Step 3: Connect an LLM for Data Retrieval and Generation
In this step, you'll draw insight from the extracted product data using the OpenAI model.
- Click "+" in the canvas.
- Search for LLM. Then, drag and drop it into the canvas (after the Product Scraper tool).
- Link the Product Scraper tool to the LLM node.
- Double-click the LLM node to configure your chosen model.
- Click the edit icon to rename the node.
- Under the "Model" dropdown, search for and select "ChatOpenAI."
- Click the "ChatOpenAI Parameters" dropdown.
- Next, click the "Connect Credentials" dropdown to add your OpenAI API key.
- Choose your preferred AI model and temperature setting. Then, close the ChatOpenAI Parameters dropdown.
- Click "Add Messages."
- Under Role, select "Assistant."
- Enter a prompt in the "Content" field.
We used the following prompt in this case:
What are the cheapest and most expensive products in {{ toolAgentflow_0 }}
Note that {{ toolAgentflow_0 }} is the scraping result from the Product Scraper tool. You can populate it into your prompt by typing two curly braces ({{) and then selecting toolAgentFlow under "NODE OUTPUTS."
Click anywhere within the canvas to close the modal. Then, click the save icon at the top-right to update your workflow with these new changes.
Click the chat icon and type "Run" in the chat box to execute the workflow.

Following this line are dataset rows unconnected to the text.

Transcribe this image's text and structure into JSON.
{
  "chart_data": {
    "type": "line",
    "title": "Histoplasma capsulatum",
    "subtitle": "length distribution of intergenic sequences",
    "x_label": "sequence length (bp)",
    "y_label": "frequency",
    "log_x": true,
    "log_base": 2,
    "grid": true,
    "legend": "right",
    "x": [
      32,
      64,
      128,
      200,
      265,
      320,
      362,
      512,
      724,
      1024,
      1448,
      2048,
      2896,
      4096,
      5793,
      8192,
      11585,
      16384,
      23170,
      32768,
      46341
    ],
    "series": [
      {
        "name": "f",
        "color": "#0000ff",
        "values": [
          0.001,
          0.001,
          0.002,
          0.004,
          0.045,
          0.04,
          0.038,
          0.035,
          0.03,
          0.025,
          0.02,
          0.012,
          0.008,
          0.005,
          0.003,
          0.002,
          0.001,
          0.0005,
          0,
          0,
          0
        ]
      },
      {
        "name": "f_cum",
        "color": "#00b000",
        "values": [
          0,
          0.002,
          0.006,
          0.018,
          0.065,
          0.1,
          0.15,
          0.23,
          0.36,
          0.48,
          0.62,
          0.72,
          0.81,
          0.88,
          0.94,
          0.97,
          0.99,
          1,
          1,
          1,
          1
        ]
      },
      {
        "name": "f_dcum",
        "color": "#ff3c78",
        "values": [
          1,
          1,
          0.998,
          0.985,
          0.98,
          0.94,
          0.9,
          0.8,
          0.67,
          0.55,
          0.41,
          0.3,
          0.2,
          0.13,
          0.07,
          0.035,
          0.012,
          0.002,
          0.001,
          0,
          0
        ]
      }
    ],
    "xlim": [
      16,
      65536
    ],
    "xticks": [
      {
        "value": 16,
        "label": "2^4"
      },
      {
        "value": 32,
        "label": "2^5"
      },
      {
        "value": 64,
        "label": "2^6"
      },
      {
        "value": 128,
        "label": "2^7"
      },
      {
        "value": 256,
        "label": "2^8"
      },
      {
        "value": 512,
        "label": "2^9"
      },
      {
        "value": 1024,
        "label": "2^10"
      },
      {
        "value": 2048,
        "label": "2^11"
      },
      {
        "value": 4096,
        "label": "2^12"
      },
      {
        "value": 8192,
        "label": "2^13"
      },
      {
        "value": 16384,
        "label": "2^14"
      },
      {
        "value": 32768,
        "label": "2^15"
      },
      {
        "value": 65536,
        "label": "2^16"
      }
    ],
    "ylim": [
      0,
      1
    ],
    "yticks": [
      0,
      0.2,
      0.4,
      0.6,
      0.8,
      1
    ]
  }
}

The LLM returns the cheapest and most expensive products as shown, confirming your AI agent now has access to live data from the target site:
The cheapest and most expensive products from the provided list are as follows:
Cheapest Product:
Affirm Water Bottle - $7.00
Most Expensive Product:
Aether Gym Pant - $74.00
Here's the direct chat output on Flowise:
Congratulations! 🎉 You've just added live web data to your LLM workflow on Flowise and are now ready to build AI agents with web scraping capabilities. With the ZenRows integration, you can scrape any site reliably at scale without worrying about getting blocked.
Conclusion
In this tutorial, you've learned how to build an AI agent for web scraping on Flowise using ZenRows integration. Adding a reliable web scraping layer to your workflow ensures that your AI agent consistently receives up-to-date data for more accurate decisions.
Keep in mind that for your AI agent to perform optimally, your web scraping setup must maintain steady, unblocked access to target websites. This prevents inaccurate responses and hallucinations. ZenRows is the best scraping solution, offering an all-in-one toolkit that enables you to scrape any website at scale without limitations.
Try ZenRows for free now or speak with sales!
Frequent Questions
Is AI scraping for Flowise legal?
AI web scraping agents are legal as long as they comply with the relevant laws and regulations. Generally, scraping publicly available data for personal or research use is allowed. Avoid violating the target site's terms and ensure you use the scraped data ethically to avoid legal actions.
Can I write custom scraping functions in Flowise?
Yes, Flowise features a built-in code node that allows you to write custom JavaScript functions that run as part of your workflow. This provides more flexibility for building custom tools to store, clean, visualize, and fine-tune data.
Can I build a RAG system with Flowise?
Yes, you can build a Retrieval-Augmented Generation (RAG) system with Flowise. Flowise supports integration with popular vector databases and retrieval tools, making it a good choice for building RAG pipelines without extensive coding. This enables the creation of workflows where your AI agent retrieves relevant information from your data sources and generates accurate, context-aware responses.